Midnight Mass by Joaquim Maria Machado de Assis

First published: "Misa de Galo," 1894 (English translation, 1963)

Type of plot: Sketch

Time of work: The early 1860's

Locale: Rio de Janeiro, Brazil

Principal Characters:

  • Mr. Nogueira, a young man studying for his college entrance examinations
  • Conceição, the wife of Chiquinho Menezes, the notary in whose house Nogueira is staying

The Story

The narrator, Mr. Nogueira, is of indeterminate age as he tells his tale, but he was a young man of seventeen when the events occurred. A country boy from Mangaratiba, he has come to Rio de Janeiro to stay with Mr. Menezes, a notary whose first wife was Nogueira's cousin, in order to prepare for his college entrance examinations. The Menezes household is composed of the notary, his wife, Madame Conceição, her mother, Madame Ignacia, and two female slaves. Nogueira spends some months living quietly with the family, which he refers to as old-fashioned. The only exception to the nightly routine of a ten o'clock bedtime is the weekly visit that Menezes makes to the theater. Nogueira would like to join him, as he has never been to the theater, but he discovers that going to the theater is a euphemism that allows Menezes to spend one night a week with a married woman who is separated from her husband. Conceição accepts her husband's mistreatment of her passively, as she seems to respond to everything.
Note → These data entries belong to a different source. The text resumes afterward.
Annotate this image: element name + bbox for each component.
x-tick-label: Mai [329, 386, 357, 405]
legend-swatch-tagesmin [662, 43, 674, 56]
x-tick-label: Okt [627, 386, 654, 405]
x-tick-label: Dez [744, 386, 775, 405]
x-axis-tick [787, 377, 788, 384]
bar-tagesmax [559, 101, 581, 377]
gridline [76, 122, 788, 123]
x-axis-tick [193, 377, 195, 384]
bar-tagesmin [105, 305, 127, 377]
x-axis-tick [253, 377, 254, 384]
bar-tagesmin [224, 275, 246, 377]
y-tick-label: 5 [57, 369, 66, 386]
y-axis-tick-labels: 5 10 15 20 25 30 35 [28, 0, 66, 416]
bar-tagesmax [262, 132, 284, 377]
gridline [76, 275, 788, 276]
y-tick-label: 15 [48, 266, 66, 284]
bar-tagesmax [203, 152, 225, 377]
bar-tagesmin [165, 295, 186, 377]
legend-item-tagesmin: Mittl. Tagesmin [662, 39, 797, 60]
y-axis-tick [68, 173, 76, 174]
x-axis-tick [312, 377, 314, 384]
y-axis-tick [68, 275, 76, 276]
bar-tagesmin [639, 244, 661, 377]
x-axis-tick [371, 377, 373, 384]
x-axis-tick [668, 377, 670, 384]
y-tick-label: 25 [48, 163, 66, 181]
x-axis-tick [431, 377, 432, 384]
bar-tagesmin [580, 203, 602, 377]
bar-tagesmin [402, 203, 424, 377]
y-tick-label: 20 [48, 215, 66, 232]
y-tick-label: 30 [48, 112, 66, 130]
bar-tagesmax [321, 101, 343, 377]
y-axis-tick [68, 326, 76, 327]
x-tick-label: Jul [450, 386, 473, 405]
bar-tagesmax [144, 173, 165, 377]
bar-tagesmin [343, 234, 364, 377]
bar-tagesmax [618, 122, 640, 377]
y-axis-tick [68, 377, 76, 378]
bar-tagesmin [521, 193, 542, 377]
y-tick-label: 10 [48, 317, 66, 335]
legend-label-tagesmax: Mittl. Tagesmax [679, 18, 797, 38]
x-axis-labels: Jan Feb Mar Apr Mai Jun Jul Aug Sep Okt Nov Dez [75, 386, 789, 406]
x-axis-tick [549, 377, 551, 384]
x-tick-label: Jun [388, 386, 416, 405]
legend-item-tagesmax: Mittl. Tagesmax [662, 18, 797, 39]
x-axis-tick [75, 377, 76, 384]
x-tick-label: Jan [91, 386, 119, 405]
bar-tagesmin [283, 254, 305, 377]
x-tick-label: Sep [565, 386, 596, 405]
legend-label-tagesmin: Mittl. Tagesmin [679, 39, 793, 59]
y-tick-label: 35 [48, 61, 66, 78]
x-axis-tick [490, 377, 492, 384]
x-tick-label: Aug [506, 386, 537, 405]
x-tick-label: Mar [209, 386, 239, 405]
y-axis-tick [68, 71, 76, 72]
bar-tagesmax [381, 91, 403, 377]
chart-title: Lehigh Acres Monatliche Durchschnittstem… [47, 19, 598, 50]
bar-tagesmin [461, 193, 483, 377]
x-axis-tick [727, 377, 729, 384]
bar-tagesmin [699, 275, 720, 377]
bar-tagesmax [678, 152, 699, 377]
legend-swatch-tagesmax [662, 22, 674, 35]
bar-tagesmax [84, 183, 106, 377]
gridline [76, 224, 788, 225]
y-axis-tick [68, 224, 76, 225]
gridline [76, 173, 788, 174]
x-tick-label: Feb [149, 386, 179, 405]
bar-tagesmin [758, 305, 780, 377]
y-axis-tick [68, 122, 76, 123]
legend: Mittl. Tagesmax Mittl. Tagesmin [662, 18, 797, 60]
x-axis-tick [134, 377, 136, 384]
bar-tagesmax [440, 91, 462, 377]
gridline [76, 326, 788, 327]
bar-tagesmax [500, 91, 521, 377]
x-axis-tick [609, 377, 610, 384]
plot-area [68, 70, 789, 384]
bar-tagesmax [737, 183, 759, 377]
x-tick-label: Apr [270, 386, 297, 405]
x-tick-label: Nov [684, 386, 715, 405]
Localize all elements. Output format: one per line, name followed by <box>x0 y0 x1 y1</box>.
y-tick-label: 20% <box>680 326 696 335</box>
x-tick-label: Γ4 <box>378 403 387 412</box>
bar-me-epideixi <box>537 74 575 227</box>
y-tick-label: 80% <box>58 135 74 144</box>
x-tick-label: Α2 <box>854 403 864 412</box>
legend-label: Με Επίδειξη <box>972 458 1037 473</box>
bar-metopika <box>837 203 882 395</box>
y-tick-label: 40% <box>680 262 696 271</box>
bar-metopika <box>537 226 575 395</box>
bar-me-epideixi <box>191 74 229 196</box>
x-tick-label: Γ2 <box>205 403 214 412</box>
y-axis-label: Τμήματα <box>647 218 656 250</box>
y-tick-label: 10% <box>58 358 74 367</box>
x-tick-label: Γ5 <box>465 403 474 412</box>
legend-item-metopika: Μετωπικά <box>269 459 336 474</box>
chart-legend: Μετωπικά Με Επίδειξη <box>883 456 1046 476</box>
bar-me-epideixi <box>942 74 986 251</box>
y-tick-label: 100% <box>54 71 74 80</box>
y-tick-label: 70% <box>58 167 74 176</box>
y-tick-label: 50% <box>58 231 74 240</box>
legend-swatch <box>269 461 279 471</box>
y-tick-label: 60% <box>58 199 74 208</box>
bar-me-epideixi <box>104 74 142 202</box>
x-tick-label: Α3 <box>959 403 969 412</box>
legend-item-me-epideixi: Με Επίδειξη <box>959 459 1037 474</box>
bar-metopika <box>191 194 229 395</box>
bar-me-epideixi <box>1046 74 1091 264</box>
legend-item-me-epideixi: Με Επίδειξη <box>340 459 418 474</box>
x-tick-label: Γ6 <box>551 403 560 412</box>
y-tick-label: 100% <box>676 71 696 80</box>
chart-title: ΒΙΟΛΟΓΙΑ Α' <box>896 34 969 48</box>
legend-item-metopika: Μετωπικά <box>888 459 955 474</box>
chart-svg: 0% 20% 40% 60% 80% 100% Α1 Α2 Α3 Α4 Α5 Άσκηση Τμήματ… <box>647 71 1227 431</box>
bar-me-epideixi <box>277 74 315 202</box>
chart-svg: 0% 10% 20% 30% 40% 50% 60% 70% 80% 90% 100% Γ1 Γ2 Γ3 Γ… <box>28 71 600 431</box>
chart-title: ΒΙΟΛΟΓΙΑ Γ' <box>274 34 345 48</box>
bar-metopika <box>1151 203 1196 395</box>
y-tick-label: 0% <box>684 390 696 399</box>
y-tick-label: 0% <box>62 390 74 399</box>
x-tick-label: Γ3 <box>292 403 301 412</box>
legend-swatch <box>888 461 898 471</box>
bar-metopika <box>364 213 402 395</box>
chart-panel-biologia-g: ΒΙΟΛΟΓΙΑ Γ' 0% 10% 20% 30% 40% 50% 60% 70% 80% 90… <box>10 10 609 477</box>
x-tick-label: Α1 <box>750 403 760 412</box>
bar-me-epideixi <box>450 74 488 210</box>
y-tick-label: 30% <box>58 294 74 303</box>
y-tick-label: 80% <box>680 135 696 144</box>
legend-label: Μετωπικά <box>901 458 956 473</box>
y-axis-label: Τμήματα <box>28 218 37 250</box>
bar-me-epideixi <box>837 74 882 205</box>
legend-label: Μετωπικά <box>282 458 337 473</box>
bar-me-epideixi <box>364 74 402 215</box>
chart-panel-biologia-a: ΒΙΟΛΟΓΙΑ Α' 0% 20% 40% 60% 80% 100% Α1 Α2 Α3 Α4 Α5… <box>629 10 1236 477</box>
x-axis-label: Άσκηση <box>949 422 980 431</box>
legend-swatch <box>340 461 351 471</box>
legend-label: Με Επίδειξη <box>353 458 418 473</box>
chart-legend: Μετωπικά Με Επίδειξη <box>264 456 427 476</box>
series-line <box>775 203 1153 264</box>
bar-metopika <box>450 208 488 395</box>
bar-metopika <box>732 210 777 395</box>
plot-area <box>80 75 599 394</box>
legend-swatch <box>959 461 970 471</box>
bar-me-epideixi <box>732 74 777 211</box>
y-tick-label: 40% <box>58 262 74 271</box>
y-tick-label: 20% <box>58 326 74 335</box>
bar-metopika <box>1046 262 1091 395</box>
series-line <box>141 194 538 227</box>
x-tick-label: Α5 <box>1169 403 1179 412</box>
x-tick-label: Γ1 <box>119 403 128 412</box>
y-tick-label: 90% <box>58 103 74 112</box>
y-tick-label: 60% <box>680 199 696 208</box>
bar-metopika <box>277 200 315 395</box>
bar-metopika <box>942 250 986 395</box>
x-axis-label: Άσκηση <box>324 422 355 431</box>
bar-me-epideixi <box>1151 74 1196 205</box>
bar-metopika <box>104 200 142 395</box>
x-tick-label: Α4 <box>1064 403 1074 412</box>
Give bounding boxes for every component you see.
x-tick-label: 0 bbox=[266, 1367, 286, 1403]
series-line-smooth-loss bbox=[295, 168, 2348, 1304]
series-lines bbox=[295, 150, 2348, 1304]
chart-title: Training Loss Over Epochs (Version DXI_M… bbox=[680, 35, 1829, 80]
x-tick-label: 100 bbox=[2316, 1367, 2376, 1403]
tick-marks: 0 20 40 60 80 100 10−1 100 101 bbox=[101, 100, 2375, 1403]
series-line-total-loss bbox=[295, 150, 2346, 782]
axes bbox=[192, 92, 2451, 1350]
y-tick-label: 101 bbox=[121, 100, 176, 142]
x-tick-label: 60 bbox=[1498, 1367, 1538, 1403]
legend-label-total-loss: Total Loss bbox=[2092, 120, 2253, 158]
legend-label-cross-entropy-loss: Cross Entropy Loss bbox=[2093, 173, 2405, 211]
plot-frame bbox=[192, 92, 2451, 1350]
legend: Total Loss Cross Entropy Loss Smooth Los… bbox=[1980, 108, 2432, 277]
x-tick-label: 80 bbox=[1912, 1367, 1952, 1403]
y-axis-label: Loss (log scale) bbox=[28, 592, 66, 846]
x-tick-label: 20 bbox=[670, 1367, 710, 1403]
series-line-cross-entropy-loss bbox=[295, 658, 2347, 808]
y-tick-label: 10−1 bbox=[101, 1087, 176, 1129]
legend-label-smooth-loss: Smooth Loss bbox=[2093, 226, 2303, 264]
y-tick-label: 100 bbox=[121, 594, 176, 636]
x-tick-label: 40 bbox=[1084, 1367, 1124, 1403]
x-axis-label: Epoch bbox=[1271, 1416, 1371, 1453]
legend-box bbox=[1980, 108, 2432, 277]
mss-sp-ency-lit-228102-146788.gif

The events of the story occur on Christmas Eve, which coincides with the notary's weekly theater outing. Nogueira has remained in the city to see the special midnight Mass. He sits reading in the silent house. The clock strikes eleven, he hears footsteps, and Conceição appears, dressed in her negligee. Without greeting him she asks, "Haven't you gone?" Nogueira replies that it is still too early, and asks if he has awakened her. Conceição claims to have awakened naturally, but Nogueira notes that she does not appear to have slept. He discards the notion that she might be lying: She is, after all, a saintly, long-suffering, uncomplaining woman whose husband neglects her. A conversation ensues, which the mature narrator claims he never quite understood, and the rest of the story moves between their dialogue and the narrator's reflections and close observations of Madame Conceição. He refers to her as thin and notes her rocking gait, suggesting her difficulty with carrying her weight, then observes her exposed forearm—not as thin as he had thought—with blue veins visible through translucent skin. He gradually realizes that the passive, thirty-year-old wife of Menezes is a very beautiful woman. The conversation ranges from novels to the paintings of women her husband has hung on the wall; from her patron saint, Our Lady of the Immaculate Conception, to her childhood trips to the island of Paquetá in the Guanabara Bay near Rio de Janeiro. When the conversation dies out, they sit in silence until Nogueira's expected companion knocks on the window to call him to go to Mass.

The next day, when Nogueira reports to Conceição on the Mass, she expresses no interest, despite the seeming intimacy of the previous evening. He goes home to Mangaratiba a few days later. When he returns to Rio in March, the notary has died of apoplexy, and Conceição has moved to another district and married her husband's apprentice clerk.